Well, on my
Hunter 27 (1978), I discussed this with the yard manager, who regularly
sails competitively here on the St Johns River, and he told me that he was the first
monohull racer to win the Cup
Race here, and his sailboat had a bent rudder that looked almost exactly like mine, with the exception that his skeg went farther back, and he had to cut about 3" off the rudder top portion and
epoxy it closed to retain waterproofing.
He told me that the white material in the picture I listed here is likely the
gelcoat on the inside of the hull

so I was wise to consider rebuilding the thickness of the skeg above the damaged rudder (as illustrated in my photos earlier in this thread) with epoxy and glass reinforcement, but that I should use some sort of bushing to keep the rudder from floating up (as it tries to float up when we are in the
water, definitely not waterlogged!).
He also said that he would not worry about outright replacement yet, unless things changed from how they appeared at the moment, and that replacement would run perhaps $2K for the rudder and post. He also told me of a couple machine shops around that could straighten the shaft. I actually have some foam here that I could use to fabricate a new rudder (with epoxy and glass as a laminate shell), but I would need to locate a
steel pipe for the shaft, and it would have to fit the bearing (which, incidentally, has not appeared to have suffered any damage whatsoever).

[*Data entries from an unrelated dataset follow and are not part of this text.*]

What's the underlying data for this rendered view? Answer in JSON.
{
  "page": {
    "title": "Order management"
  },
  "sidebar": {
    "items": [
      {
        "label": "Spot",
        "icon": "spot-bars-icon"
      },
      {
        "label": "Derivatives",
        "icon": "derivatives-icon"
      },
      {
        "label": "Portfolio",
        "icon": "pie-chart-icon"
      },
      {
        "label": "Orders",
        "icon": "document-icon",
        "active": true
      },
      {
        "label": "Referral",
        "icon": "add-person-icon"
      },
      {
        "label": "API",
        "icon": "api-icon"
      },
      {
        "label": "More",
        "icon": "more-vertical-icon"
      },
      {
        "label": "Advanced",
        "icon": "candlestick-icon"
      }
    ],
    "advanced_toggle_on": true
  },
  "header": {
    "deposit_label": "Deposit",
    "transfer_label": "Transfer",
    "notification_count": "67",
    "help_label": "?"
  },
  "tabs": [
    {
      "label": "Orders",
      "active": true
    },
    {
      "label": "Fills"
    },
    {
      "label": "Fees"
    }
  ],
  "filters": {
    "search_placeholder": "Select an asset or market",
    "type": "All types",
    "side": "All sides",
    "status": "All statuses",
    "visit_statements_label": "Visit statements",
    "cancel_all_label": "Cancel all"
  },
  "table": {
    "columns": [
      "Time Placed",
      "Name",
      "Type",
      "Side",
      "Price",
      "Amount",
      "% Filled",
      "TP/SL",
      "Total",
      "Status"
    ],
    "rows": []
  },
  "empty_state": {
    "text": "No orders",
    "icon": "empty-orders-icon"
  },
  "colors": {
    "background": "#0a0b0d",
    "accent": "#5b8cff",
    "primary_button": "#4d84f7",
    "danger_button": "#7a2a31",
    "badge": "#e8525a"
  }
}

In the morning (Saturday) I am going to be painting the
hull sides again (second coat of white polyurethane) and probably starting my
bottom paint (first coat modified epoxy, then another, then ablative for a topcoat), so I will have to
repair that rudder skeg damage (where they meet, and the rudder lifts, it wears on that skeg), and the epoxy I will be adding there should be harder than the fiberglass of the rudder. I will also likely put some epoxy as a seal on the rudder itself (just in case, the PO apparently did the epoxy add on the rudder but not on the boat!), and hopefully it will cure enough that my
bottom paint won't affect it or be affected BY it when that goes on tomorrow afternoon! Wish me luck on that one!
Oh, BTW, Bonus is being renamed Equinox. Bonus just was not a great name, and the
boat is not the nicest out there, but also is not the worst, so Equinox seems appropriate as the "middle of the road" sort of vessel she is to us! The new name goes on tomorrow!